Penetrating critique of what the Left is really about by Anthony Gregory.
A straw poll from August 2009, half a year into Obama’s reign, said it all. Stanley Greenberg polled attendees to the Netroots Nation gathering of progressive bloggers, giving them a list of political issues and asking which two “progressive activists should be focusing their attention and efforts on the most.” Byron York reported:
The winner was passing comprehensive health care reform, with 60 percent, and number two was passing “green energy policies that address environmental concerns,” with 22 percent. Tied for eighth place, named by just eight percent of respondents, was “working to end our military involvement in Iraq and Afghanistan.”
Then Greenberg asked which one of those issues “do you, personally, spend the most time advancing currently?” The winner was health care reform, with 23 percent, and second place was “working to elect progressive candidates in the 2010 elections,” with 16 percent. In 11th place – at the very bottom of the list – was “working to end our military involvement in Iraq and Afghanistan.” Just one percent of Netroots Nations attendees listed that as their most important personal priority.
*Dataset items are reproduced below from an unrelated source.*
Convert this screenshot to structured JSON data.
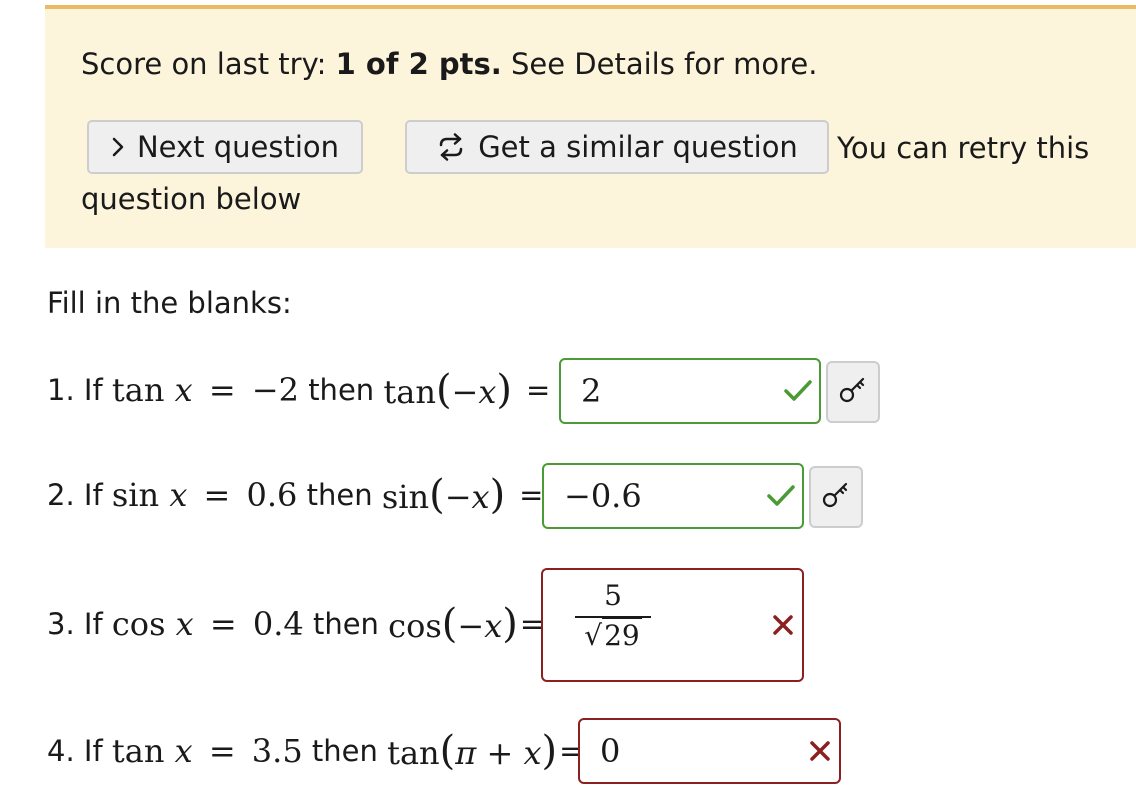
{
  "banner": {
    "score_prefix": "Score on last try: ",
    "score_bold": "1 of 2 pts.",
    "score_suffix": " See Details for more.",
    "next_button": "Next question",
    "similar_button": "Get a similar question",
    "retry_part1": "You can retry this",
    "retry_part2": "question below"
  },
  "instructions": "Fill in the blanks:",
  "questions": [
    {
      "number": "1. If",
      "func": "tan",
      "given": "−2",
      "then": "then",
      "target_func": "tan",
      "target_arg": "−x",
      "answer": "2",
      "status": "correct"
    },
    {
      "number": "2. If",
      "func": "sin",
      "given": "0.6",
      "then": "then",
      "target_func": "sin",
      "target_arg": "−x",
      "answer": "−0.6",
      "status": "correct"
    },
    {
      "number": "3. If",
      "func": "cos",
      "given": "0.4",
      "then": "then",
      "target_func": "cos",
      "target_arg": "−x",
      "answer_num": "5",
      "answer_den": "29",
      "status": "incorrect"
    },
    {
      "number": "4. If",
      "func": "tan",
      "given": "3.5",
      "then": "then",
      "target_func": "tan",
      "target_arg": "π + x",
      "answer": "0",
      "status": "incorrect"
    }
  ],
  "colors": {
    "banner_bg": "#fcf5dc",
    "banner_border": "#e9bc69",
    "correct": "#4a9a36",
    "incorrect": "#8b2020"
  },
  "icons": {
    "next": "chevron-right-icon",
    "similar": "refresh-icon",
    "correct": "check-icon",
    "incorrect": "x-icon",
    "answer_key": "key-icon"
  }
}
In 2004 and 2005, progressives condemned Bush as a war criminal, called his invasion of Iraq an illegal war of aggression, and spoke openly of impeachment. They sounded like Bush’s war was their biggest political priority – more significant than domestic spending programs, regulation, abortion and other traditional hot buttons. By Obama’s first summer in office, only one out of a hundred progressive bloggers in this sample spent most of their time trying to stop America’s criminal wars.
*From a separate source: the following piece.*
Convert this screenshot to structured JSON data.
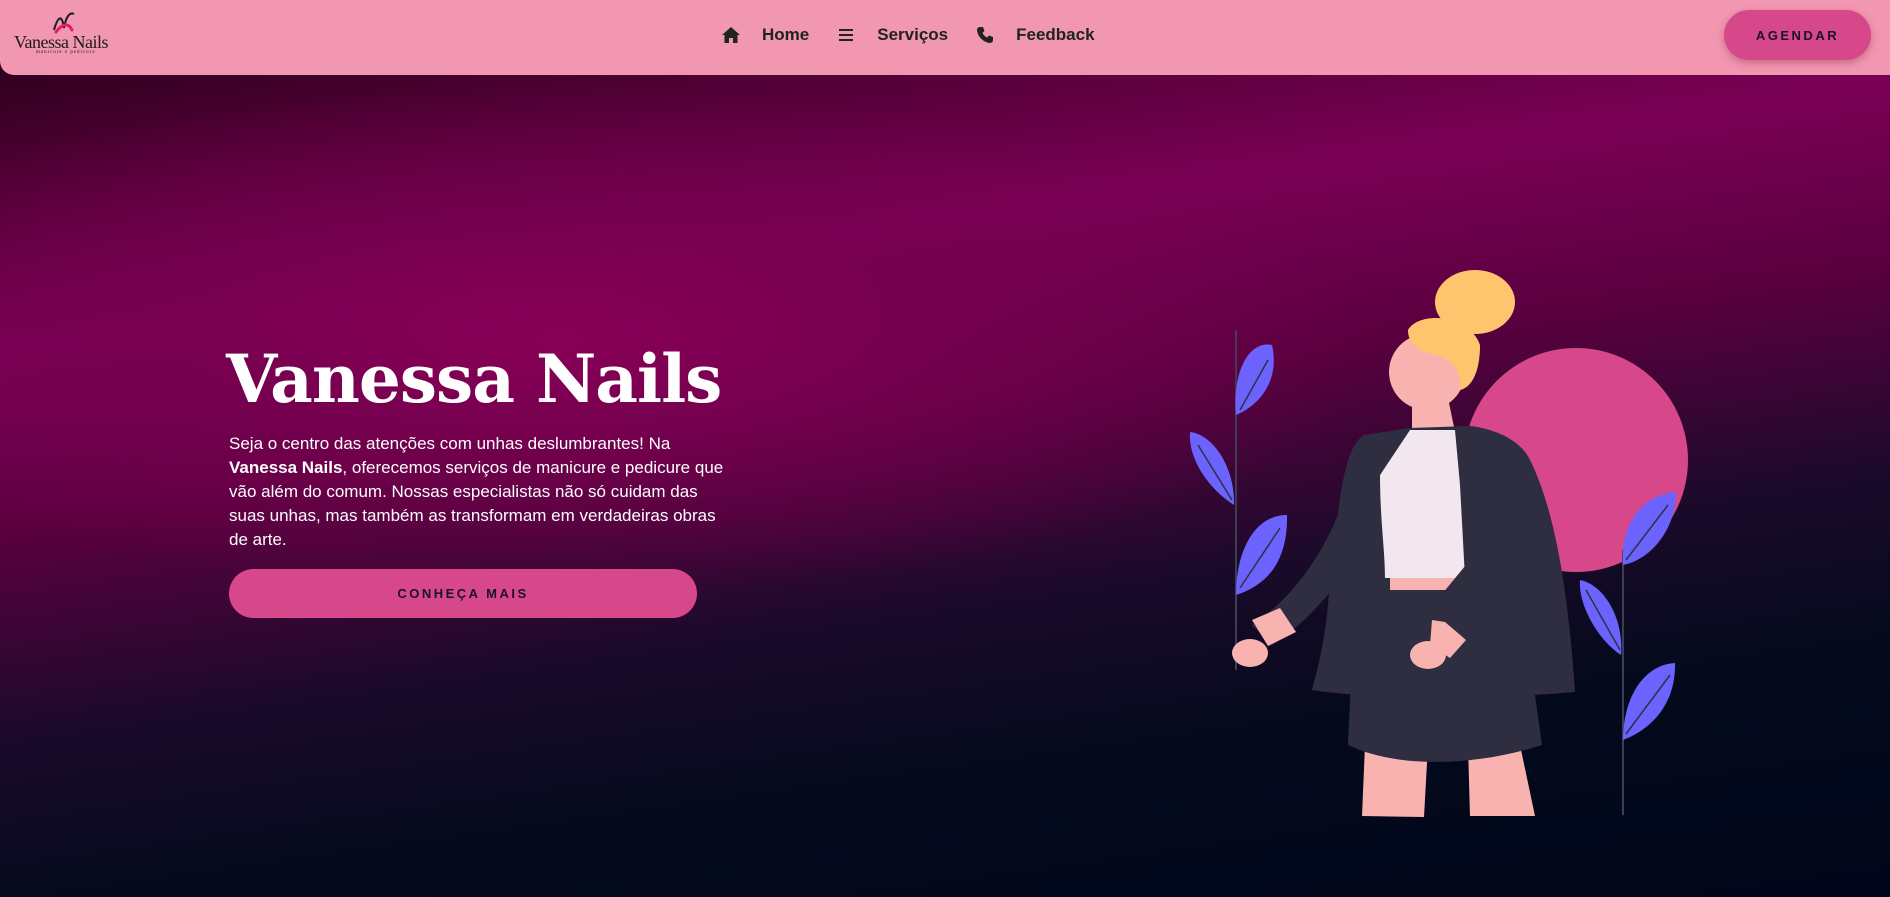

This was a small cross section of the left, but it speaks to a general trend. Certainly under Democratic administrations, issues other than war become pressing. A charitable interpretation is that the left is fatigued from years of protest and the political dynamics discussed above push war to the background. A less charitable view is that they don’t actually hate war nearly as much as they pretended to, that they used it opportunistically as a partisan club against Republicans. An even more cynical guess is that they are every bit as self-centered and materialistic as they claim the rest of us are, and in exchange for health care subsidies and stimulus handouts, they are willing to look the other way as peasants are blown to bits in their name.
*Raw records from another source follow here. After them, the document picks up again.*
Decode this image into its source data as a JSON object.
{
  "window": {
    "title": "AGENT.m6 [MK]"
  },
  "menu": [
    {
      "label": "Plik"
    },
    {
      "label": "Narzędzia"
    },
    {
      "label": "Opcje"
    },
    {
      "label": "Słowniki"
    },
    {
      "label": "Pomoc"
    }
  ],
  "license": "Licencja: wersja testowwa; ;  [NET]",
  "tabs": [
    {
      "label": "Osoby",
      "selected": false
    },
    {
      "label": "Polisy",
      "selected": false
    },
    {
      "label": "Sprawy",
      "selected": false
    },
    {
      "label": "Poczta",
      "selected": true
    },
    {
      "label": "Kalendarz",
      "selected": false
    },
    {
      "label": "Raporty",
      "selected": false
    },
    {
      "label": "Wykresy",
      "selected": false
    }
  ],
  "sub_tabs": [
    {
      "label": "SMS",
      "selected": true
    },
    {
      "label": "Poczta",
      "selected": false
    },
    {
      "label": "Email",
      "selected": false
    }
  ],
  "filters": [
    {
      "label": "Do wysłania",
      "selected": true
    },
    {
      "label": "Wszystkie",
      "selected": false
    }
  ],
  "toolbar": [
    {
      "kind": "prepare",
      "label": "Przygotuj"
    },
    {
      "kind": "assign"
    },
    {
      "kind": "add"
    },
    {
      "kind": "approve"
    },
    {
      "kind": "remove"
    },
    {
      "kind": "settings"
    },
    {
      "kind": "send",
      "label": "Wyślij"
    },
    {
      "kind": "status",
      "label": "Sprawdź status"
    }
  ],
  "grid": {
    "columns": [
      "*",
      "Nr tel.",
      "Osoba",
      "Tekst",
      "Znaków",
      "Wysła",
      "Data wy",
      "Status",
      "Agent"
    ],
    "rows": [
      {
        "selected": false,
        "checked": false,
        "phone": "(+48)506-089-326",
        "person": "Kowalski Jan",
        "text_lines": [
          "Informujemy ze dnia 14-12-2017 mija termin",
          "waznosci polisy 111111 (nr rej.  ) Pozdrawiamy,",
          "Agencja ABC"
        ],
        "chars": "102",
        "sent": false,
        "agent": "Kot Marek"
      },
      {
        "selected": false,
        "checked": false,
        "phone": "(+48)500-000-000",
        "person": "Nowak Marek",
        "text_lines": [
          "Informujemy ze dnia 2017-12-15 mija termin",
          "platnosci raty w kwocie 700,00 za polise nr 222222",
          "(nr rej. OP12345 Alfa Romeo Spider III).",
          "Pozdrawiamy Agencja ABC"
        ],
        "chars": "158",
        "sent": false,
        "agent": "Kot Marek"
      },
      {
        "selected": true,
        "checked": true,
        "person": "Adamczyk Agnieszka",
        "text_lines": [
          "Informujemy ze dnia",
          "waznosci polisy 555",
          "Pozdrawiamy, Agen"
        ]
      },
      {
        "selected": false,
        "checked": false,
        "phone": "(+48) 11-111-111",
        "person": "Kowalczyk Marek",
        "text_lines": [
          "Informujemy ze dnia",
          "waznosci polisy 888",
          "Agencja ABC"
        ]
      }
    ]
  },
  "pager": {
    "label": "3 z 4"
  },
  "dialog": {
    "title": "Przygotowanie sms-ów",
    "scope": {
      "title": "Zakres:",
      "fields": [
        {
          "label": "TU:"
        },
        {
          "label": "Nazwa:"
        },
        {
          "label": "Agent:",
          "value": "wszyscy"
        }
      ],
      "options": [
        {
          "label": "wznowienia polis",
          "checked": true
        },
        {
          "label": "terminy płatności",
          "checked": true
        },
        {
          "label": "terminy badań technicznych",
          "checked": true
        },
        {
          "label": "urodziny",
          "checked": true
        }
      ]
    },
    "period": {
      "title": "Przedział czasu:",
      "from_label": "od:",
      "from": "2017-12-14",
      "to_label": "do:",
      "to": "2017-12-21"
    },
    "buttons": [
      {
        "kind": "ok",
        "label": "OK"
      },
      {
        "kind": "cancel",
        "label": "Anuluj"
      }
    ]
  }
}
There are plenty of exceptions to this and hundreds, even thousands of left-liberal writers, lawyers, intellectuals, journalists and scholars who tend toward a much more radical, anti-partisan approach. A tiny minority of principled leftists oppose war vehemently and give it proper weight.
Every one of the specific reasons the left has softened on war, and fails to stand up to its president, relates to one general overriding factor: The left loves and trusts the state. The state is the protector of the poor and the environment. It tempers the predation of big business, keeps racism and sexism at bay, and educates children better than their parents could. It keeps guns out of the hands of criminals, keeps unsafe chemicals, tainted water and impure drugs at a distance, and, yes, it protects us from foreign threats to our liberty and upholds human rights abroad. If the state can do all this, why not push the world toward harmony and peace through the application of military force?
Does the left hate war? Many of them do not. Many of them do, but not sufficiently. There are other things they seem to hate more: Republicans, conservatives, the free market, the prospect of giving up their domestic priorities or living without the state’s protection. To turn against the state fundamentally is worse than to turn against a mother or father or maybe even a child. The state is the head of the leftists’ family, and so, when the partisan dynamics are right, the political points can be scored, and the liberal state will come away from it looking all the better for the cameras, the left sighs in confusion, shrugs its shoulders in resignation, or even cheers in ecstasy as its beloved institution destroys millions of human beings and enlists a whole generation in the worst of all barbarities.
Am I being too hard on the left? I’d love for them to prove me wrong. End the wars.